Três critérios técnicos definem quem entra no mapa
A região é delimitada por critérios científicos. Para um município integrar o semiárido, precisa atender pelo menos um dos três: precipitação média anual igual ou inferior a 800 mm, índice de aridez de Thornthwaite igual ou inferior a 0,50 ou percentual de déficit hídrico igual ou superior a 60% considerando todos os dias do ano, conforme o IBGE.
A delimitação não é fixa. Na última revisão, 215 municípios foram incluídos e outros 50 ficaram em processo de contestação. A lei de criação do semiárido legal data de 1989, mas a raiz da questão é mais antiga: desde 1936, o governo federal tentava mapear a área com o chamado Polígono das Secas, substituído em 1989 pela delimitação atual.
A Caatinga é o único bioma que só existe aqui
A vegetação que cobre a maior parte do semiárido é a Caatinga, bioma exclusivamente brasileiro, segundo a Empresa Brasileira de Pesquisa Agropecuária (Embrapa). O nome vem do tupi-guarani e significa mata branca, em referência ao aspecto dos troncos esbranquiçados na estação seca, quando as folhas caem.
A Caatinga ocupa cerca de 11% do território nacional e abriga fauna e flora com alto grau de endemismo. Estudos recentes apontam endemismo de aproximadamente 54% entre peixes, 48% entre lagartos e 23% entre plantas da região, ao lado de espécies ameaçadas como a ararinha-azul, reintroduzida em 2020 pelo Instituto Chico Mendes de Conservação da Biodiversidade (ICMBio). Apenas cerca de 8% do bioma está dentro de unidades de conservação, o que torna a proteção do ecossistema uma pauta central do debate sobre o Semiárido.

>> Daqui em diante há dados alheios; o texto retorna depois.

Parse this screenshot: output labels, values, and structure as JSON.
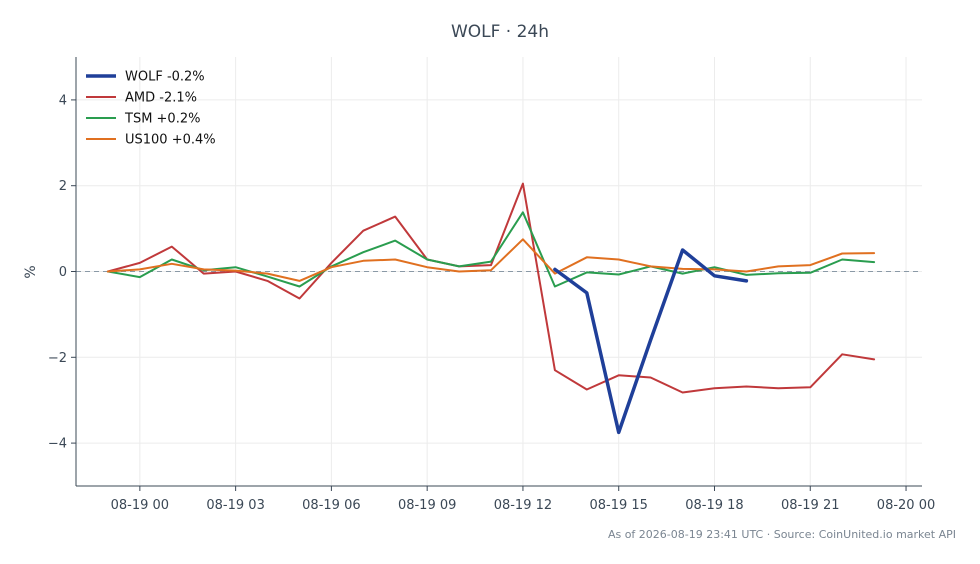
{
  "chart_data": {
    "type": "line",
    "title": "WOLF · 24h",
    "ylabel": "%",
    "xlabel": "",
    "footer": "As of 2026-08-19 23:41 UTC · Source: CoinUnited.io market API",
    "x_ticks": [
      "08-19 00",
      "08-19 03",
      "08-19 06",
      "08-19 09",
      "08-19 12",
      "08-19 15",
      "08-19 18",
      "08-19 21",
      "08-20 00"
    ],
    "y_ticks": [
      "4",
      "2",
      "0",
      "−2",
      "−4"
    ],
    "ylim": [
      -5,
      5
    ],
    "grid": true,
    "legend_position": "top-left",
    "zero_line": true,
    "series": [
      {
        "name": "WOLF -0.2%",
        "color": "#1f3f99",
        "x": [
          "08-19 13:00",
          "08-19 14:00",
          "08-19 15:00",
          "08-19 16:00",
          "08-19 17:00",
          "08-19 18:00",
          "08-19 19:00"
        ],
        "values": [
          0.05,
          -0.5,
          -3.75,
          -1.6,
          0.5,
          -0.1,
          -0.22
        ]
      },
      {
        "name": "AMD -2.1%",
        "color": "#c0393b",
        "x": [
          "08-18 23:00",
          "08-19 00:00",
          "08-19 01:00",
          "08-19 02:00",
          "08-19 03:00",
          "08-19 04:00",
          "08-19 05:00",
          "08-19 06:00",
          "08-19 07:00",
          "08-19 08:00",
          "08-19 09:00",
          "08-19 10:00",
          "08-19 11:00",
          "08-19 12:00",
          "08-19 13:00",
          "08-19 14:00",
          "08-19 15:00",
          "08-19 16:00",
          "08-19 17:00",
          "08-19 18:00",
          "08-19 19:00",
          "08-19 20:00",
          "08-19 21:00",
          "08-19 22:00",
          "08-19 23:00"
        ],
        "values": [
          0.0,
          0.2,
          0.58,
          -0.05,
          0.0,
          -0.22,
          -0.63,
          0.2,
          0.95,
          1.28,
          0.28,
          0.12,
          0.15,
          2.05,
          -2.3,
          -2.75,
          -2.42,
          -2.47,
          -2.82,
          -2.72,
          -2.68,
          -2.72,
          -2.7,
          -1.93,
          -2.05
        ]
      },
      {
        "name": "TSM +0.2%",
        "color": "#2a9d4f",
        "x": [
          "08-18 23:00",
          "08-19 00:00",
          "08-19 01:00",
          "08-19 02:00",
          "08-19 03:00",
          "08-19 04:00",
          "08-19 05:00",
          "08-19 06:00",
          "08-19 07:00",
          "08-19 08:00",
          "08-19 09:00",
          "08-19 10:00",
          "08-19 11:00",
          "08-19 12:00",
          "08-19 13:00",
          "08-19 14:00",
          "08-19 15:00",
          "08-19 16:00",
          "08-19 17:00",
          "08-19 18:00",
          "08-19 19:00",
          "08-19 20:00",
          "08-19 21:00",
          "08-19 22:00",
          "08-19 23:00"
        ],
        "values": [
          0.0,
          -0.13,
          0.28,
          0.03,
          0.1,
          -0.12,
          -0.35,
          0.12,
          0.45,
          0.72,
          0.28,
          0.12,
          0.23,
          1.38,
          -0.35,
          -0.02,
          -0.07,
          0.12,
          -0.05,
          0.1,
          -0.08,
          -0.04,
          -0.03,
          0.28,
          0.22
        ]
      },
      {
        "name": "US100 +0.4%",
        "color": "#e07020",
        "x": [
          "08-18 23:00",
          "08-19 00:00",
          "08-19 01:00",
          "08-19 02:00",
          "08-19 03:00",
          "08-19 04:00",
          "08-19 05:00",
          "08-19 06:00",
          "08-19 07:00",
          "08-19 08:00",
          "08-19 09:00",
          "08-19 10:00",
          "08-19 11:00",
          "08-19 12:00",
          "08-19 13:00",
          "08-19 14:00",
          "08-19 15:00",
          "08-19 16:00",
          "08-19 17:00",
          "08-19 18:00",
          "08-19 19:00",
          "08-19 20:00",
          "08-19 21:00",
          "08-19 22:00",
          "08-19 23:00"
        ],
        "values": [
          0.0,
          0.05,
          0.18,
          0.05,
          0.02,
          -0.05,
          -0.22,
          0.1,
          0.25,
          0.28,
          0.1,
          0.0,
          0.03,
          0.75,
          -0.05,
          0.33,
          0.28,
          0.12,
          0.06,
          0.05,
          0.0,
          0.12,
          0.15,
          0.42,
          0.43
        ]
      }
    ]
  }
}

Quem sonha em entender o bioma mais resiliente do Brasil, vai curtir esse vídeo especialmente selecionado do canal Santuário Natural – Documentários de Animais, que conta com mais de 267 mil visualizações, onde é revelada a fascinante biodiversidade da Caatinga, a “Mata Branca” que abriga espécies únicas e segredos ancestrais do Nordeste:
O Nordeste virou o motor da transição energética brasileira
A alta incidência solar e a constância dos ventos transformaram a região em líder nacional em fontes renováveis. Dados do Operador Nacional do Sistema Elétrico (ONS) apontam que o Nordeste produz mais de 70% da própria eletricidade a partir de fontes renováveis. Os maiores parques eólicos e solares do Brasil estão concentrados na Bahia, Rio Grande do Norte, Ceará e Piauí.

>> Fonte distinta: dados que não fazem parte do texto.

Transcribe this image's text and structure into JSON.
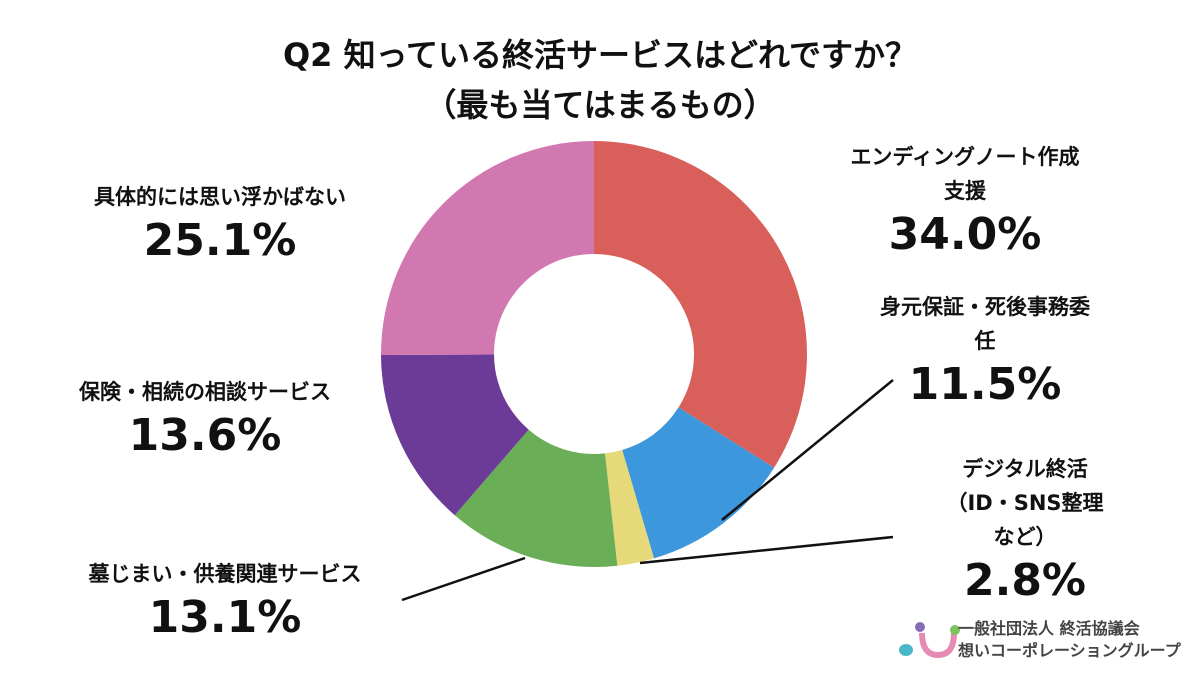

O Brasil é o terceiro país do mundo em capacidade instalada de energia renovável, com 213 gigawatts, atrás apenas de China e Estados Unidos, conforme o ONS. A produção nordestina já é exportada para o Sudeste e o Centro-Oeste pelo Sistema Interligado Nacional (SIN), e novos projetos de hidrogênio verde e eólicas offshore estão em licenciamento no Instituto Brasileiro do Meio Ambiente e dos Recursos Naturais Renováveis (Ibama).
O que o Semiárido produz além da energia
A economia do Semiárido combina cadeias tradicionais da agricultura familiar com novas frentes de bioeconomia. A diversidade produtiva é o que sustenta a virada do mapa econômico regional.

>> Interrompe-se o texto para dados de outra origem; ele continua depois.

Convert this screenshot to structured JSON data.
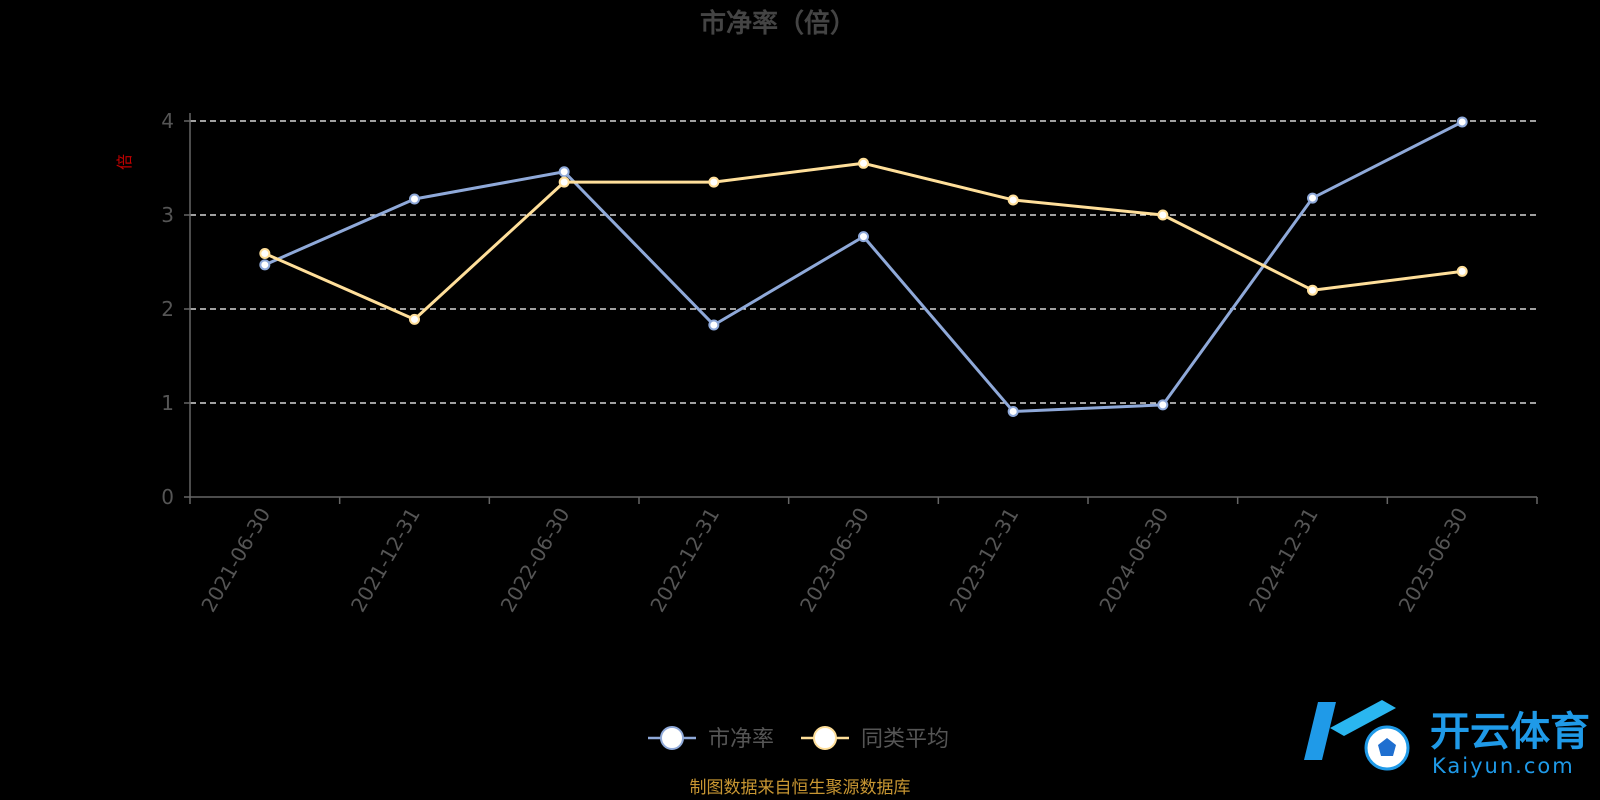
{
  "colors": {
    "series1": "#8fa9d9",
    "series2": "#ffdf9a",
    "axis": "#666666",
    "grid": "#ffffff",
    "ylabel": "#c00000",
    "source": "#c89632",
    "logo": "#1f9ae8"
  },
  "chart_data": {
    "type": "line",
    "title": "市净率（倍）",
    "ylabel": "倍",
    "ylim": [
      0,
      4
    ],
    "yticks": [
      0,
      1,
      2,
      3,
      4
    ],
    "grid": true,
    "legend_position": "bottom-center",
    "categories": [
      "2021-06-30",
      "2021-12-31",
      "2022-06-30",
      "2022-12-31",
      "2023-06-30",
      "2023-12-31",
      "2024-06-30",
      "2024-12-31",
      "2025-06-30"
    ],
    "series": [
      {
        "name": "市净率",
        "values": [
          2.47,
          3.17,
          3.46,
          1.83,
          2.77,
          0.91,
          0.98,
          3.18,
          3.99
        ]
      },
      {
        "name": "同类平均",
        "values": [
          2.59,
          1.89,
          3.35,
          3.35,
          3.55,
          3.16,
          3.0,
          2.2,
          2.4
        ]
      }
    ]
  },
  "source_text": "制图数据来自恒生聚源数据库",
  "watermark": {
    "brand": "开云体育",
    "site": "Kaiyun.com"
  }
}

O semiárido deixou de ser só problema para virar pauta
Entre parreiras irrigadas no Vale do São Francisco, aerogeradores na divisa da Paraíba com o Rio Grande do Norte e colmeias espalhadas pela Caatinga, o Semiárido brasileiro redesenha a própria imagem. A região que foi sinônimo de êxodo agora responde por parcela estratégica da energia limpa e da economia verde nacional.